Sporting já entregou prospeto à CMVM. Emissão de obrigações deve ir a tempo do reembolso de 26 de novembro

O Sporting adiou por seis meses o reembolso de 30 milhões de euros em obrigações colocadas junto de investidores de retalho. Nova emissão deverá avançar a tempo de reembolsar estes aforradores.

O Sporting já entregou o prospeto para a nova emissão de obrigações, apurou o ECO. O documento está nas mãos do regulador do mercado de capitais português, a Comissão do Mercado de Valores Mobiliários (CMVM), que tem agora de o aprovar para que a operação avance. Este processo deverá ser célere, permitindo que a SAD verde e branca consiga arrecadar os 30 milhões de euros de que necessita para reembolsar os investidores no final de novembro.

Com a crise na liderança de Bruno de Carvalho, os obrigacionistas aprovaram em assembleia geral realizada em maio o adiamento do reembolso da emissão de obrigações no valor de 30 milhões de euros, para 26 de novembro. Já com Frederico Varandas ao comando, tendo em conta os timings apertados para avançar com a emissão de nova dívida, chegou a estar em cima da mesa o pedido de um novo adiamento. No entanto, Varandas acabou por avançar para a operação.

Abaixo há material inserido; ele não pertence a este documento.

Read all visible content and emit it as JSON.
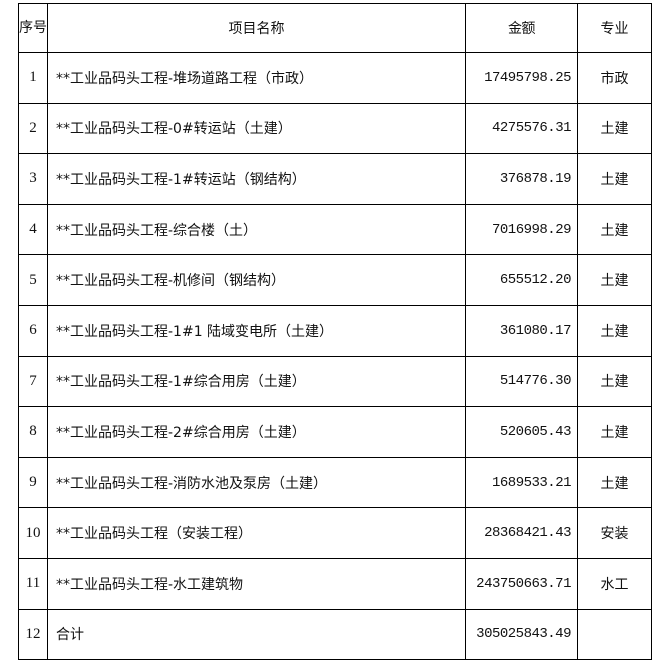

A 26 de outubro, exatamente a um mês da data de reembolso da anterior emissão, o Sporting anunciou que o “Conselho de Administração se encontra a proceder à estruturação e montagem de um novo empréstimo obrigacionista, a realizar por subscrição pública, no montante de até 30 milhões de euros, o qual poderá ser aumentado, por opção da Sporting SAD”. Logo depois, apresentou as contas do primeiro trimestre, passo essencial para conseguir avançar com a operação. Os lucros encolheram para 16 milhões, mas os capitais próprios passaram para positivo.

Com o requisito cumprido de relevar as contas, faltava ao Sporting apresentar o novo prospeto da emissão de obrigações à CMVM, o que acabou por acontecer, apurou o ECO junto de fontes do mercado. Contactado, não foi possível obter confirmação por parte da SAD leonina.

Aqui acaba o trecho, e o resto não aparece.